The iris is a vital part of the eye. It is the colored part of the eye which works by regulating how much light comes through the pupil.
The iris sits between the lens and cornea. More specifically, in front of the lens and ciliary body and behind the cornea. At the center of the iris is the circle-shaped pupil.
It is covered both in front and at the back with aqueous humor. The iris is made almost wholly of two smooth muscle fibers and connective tissue. These are the dilator muscle and sphincter muscle. These muscles perform the contrary actions of dilation and constriction. That is how they control the light that reaches the retina.
The iris contains color granules whose number determines an individual’s iris pigmentation. Blue eyes could be a result of very little pigment in the iris whereas black and brown eyes could be indications of increased pigment. The color of the iris may be associated with genetics, hair, skin type, etc.
The iris controls the amount of light that enters the eye. The muscles in the iris cause the pupil to constrict (shrink) in bright light and dilate (widen) in a dark environment. This involuntary, brain-controlled action enables vision in both bright and dim surroundings. It also protects the eye from the effects of excessive light that falls on the eye. Both little or excess light can limit vision.
Associated symptoms & disorders
Some of the diseases associated with the iris include:
- Plateau iris is a condition that can lead to chronic angle closure glaucoma. It is the result of the narrowing of an anterior chamber angle or anatomic configuration of the iris.
- Ocular melanoma is cancer that grows in the iris. It starts from the middle of the three layers in the eye, namely the sclera, retina and uvea. It can cause vision distortion and a change in pupil size.
- Coloboma of the iris. It is a congenital condition in which a baby is born with a hole or defect in the iris. As a result, the pupil acquires an irregular shape. A coloboma can cause blurry vision, double vision, ghost images and decreased visual acuity.
- Aniridia. It occurs when a baby is born without a part or the whole of the iris. The absence of the pupil can lead to reduced photophobia (increased sensitivity to light) and visual acuity. The disease affects both eyes and can hamper the normal development of other structures in the eye.
- Iritis, an inflammation of the iris, also known as anterior uveitis. The iris forms part of the uveitis. The condition causes the iris to stick to the cornea or lens. This action prevents the fluid in the eye from flowing as it should. If it is not treated, iritis can lead to blindness. Secondary glaucoma can also result as a complication of iritis.
Diagnosis of associated disorders
Different tests can help diagnose various conditions. They may include:
- A physical examination.
- A visual acuity test using an eye chart and other standard tests.

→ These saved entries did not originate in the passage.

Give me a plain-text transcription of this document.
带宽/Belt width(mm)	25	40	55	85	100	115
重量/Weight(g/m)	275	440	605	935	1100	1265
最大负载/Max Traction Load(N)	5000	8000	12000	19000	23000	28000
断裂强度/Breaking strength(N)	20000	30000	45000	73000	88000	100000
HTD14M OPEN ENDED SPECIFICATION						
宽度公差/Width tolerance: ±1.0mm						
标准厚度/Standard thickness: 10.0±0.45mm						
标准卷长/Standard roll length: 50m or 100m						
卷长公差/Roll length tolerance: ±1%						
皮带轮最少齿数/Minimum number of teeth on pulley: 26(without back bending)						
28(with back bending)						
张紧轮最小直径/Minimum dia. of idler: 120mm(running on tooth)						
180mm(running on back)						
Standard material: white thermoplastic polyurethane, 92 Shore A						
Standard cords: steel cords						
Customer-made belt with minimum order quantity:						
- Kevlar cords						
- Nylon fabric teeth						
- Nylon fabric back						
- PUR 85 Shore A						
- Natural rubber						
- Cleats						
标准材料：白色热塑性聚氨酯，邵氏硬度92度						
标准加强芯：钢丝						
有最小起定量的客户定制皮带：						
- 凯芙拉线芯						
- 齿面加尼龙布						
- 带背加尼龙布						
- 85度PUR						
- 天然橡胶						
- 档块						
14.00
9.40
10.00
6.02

- A complete medical history especially for congenital disorders like coloboma and aniridia.
- A biopsy or culture to reveal information about the tumor for cases like conjunctival melanoma.

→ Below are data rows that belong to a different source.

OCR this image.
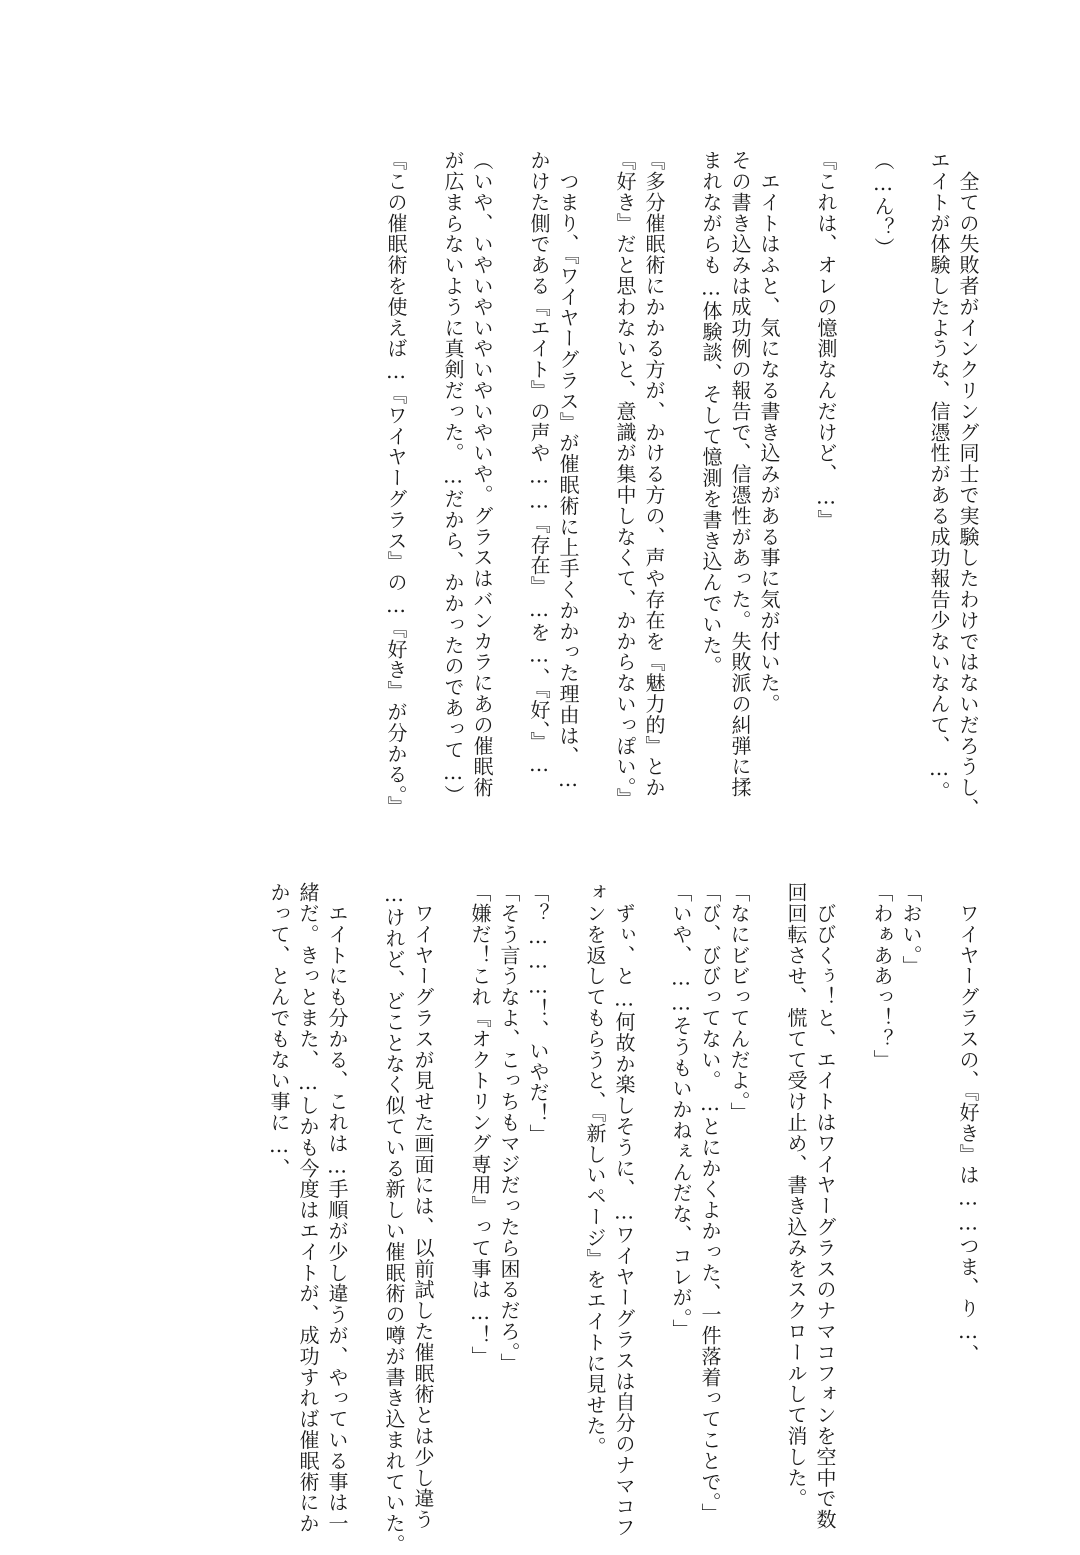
　全ての失敗者がインクリング同士で実験したわけではないだろうし、
エイトが体験したような、信憑性がある成功報告少ないなんて、…。
（…ん？）
『これは、オレの憶測なんだけど、…』
　エイトはふと、気になる書き込みがある事に気が付いた。
その書き込みは成功例の報告で、信憑性があった。失敗派の糾弾に揉
まれながらも…体験談、そして憶測を書き込んでいた。
『多分催眠術にかかる方が、かける方の、声や存在を『魅力的』とか
『好き』だと思わないと、意識が集中しなくて、かからないっぽい。』
　つまり、『ワイヤーグラス』が催眠術に上手くかかった理由は、…
かけた側である『エイト』の声や……『存在』…を…、『好、』…
（いや、いやいやいやいやいやいや。グラスはバンカラにあの催眠術
が広まらないように真剣だった。…だから、かかったのであって…）
『この催眠術を使えば…『ワイヤーグラス』の…『好き』が分かる。』
　ワイヤーグラスの、『好き』は……つま、り…、
「おい。」
「わぁああっ！？」
　びびくぅ！と、エイトはワイヤーグラスのナマコフォンを空中で数
回回転させ、慌てて受け止め、書き込みをスクロールして消した。
「なにビビってんだよ。」
「び、びびってない。…とにかくよかった、一件落着ってことで。」
「いや、……そうもいかねぇんだな、コレが。」
　ずぃ、と…何故か楽しそうに、…ワイヤーグラスは自分のナマコフ
ォンを返してもらうと、『新しいページ』をエイトに見せた。
「？………！、いやだ！」
「そう言うなよ、こっちもマジだったら困るだろ。」
「嫌だ！これ『オクトリング専用』って事は…！」
　ワイヤーグラスが見せた画面には、以前試した催眠術とは少し違う
…けれど、どことなく似ている新しい催眠術の噂が書き込まれていた。
　エイトにも分かる、これは…手順が少し違うが、やっている事は一
緒だ。きっとまた、…しかも今度はエイトが、成功すれば催眠術にか
かって、とんでもない事に…、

- Slit-lamp examination after dilating the eye to see the inside of the eye using high magnification.
- Imaging tests such as magnetic resonance imaging especially if the professional suspects other problems.
- Fundus autofluorescence which makes use of a particular camera to capture the image. The camera causes damaged areas to reveal themselves as small points of light in a picture.
- Fluorescein angiography where the professional injects a vein with yellow dye. As the dye makes its way through the blood vessels, the professional takes images. Optical coherence tomography (OCT) may be used.
Treatment of associated disorders
Medical treatment options may include topical steroid eye drops for conditions like anterior uveitis. Dilating eye drops can also be used to relieve pain and prevent complications in iritis.
Scientists are still trying to discover a cure or reverse mechanism for coloboma. Currently, treatment options involve assisting the patient to make the most out of the vision available. The possibilities include glasses or contact lenses, drops to blur vision in the stronger eye and treating cataract if it's present. Other choices include preventing amblyopia from developing, using low-vision devices and so on.
Surgery for cataract removal can help with aniridia. If the cornea is affected in the case of aniridia, a corneal transplant (replacing a diseased cornea with a healthy one) can be done. A stem cell transplantation can aid in replacing some missing stem cells. Some individuals undergo cosmetic surgery to have an artificial iris. This procedure may lead to complications. Surgery is also the only option for plateau iris.
Artificial tears can assist in maintaining the health of the cornea.
Absorptive sunglasses can aid in symptoms of glare and photophobia. Colored contact lenses can be used for cosmetic reasons so that one appears to have an iris. The lenses also improve vision and can minimize glare.
Since glaucoma can be a complication of aniridia, it should be treated with drugs, laser or surgery.
For iris melanoma, cancer treatments can be considered. They include radiation, freezing therapy, chemotherapy and surgery.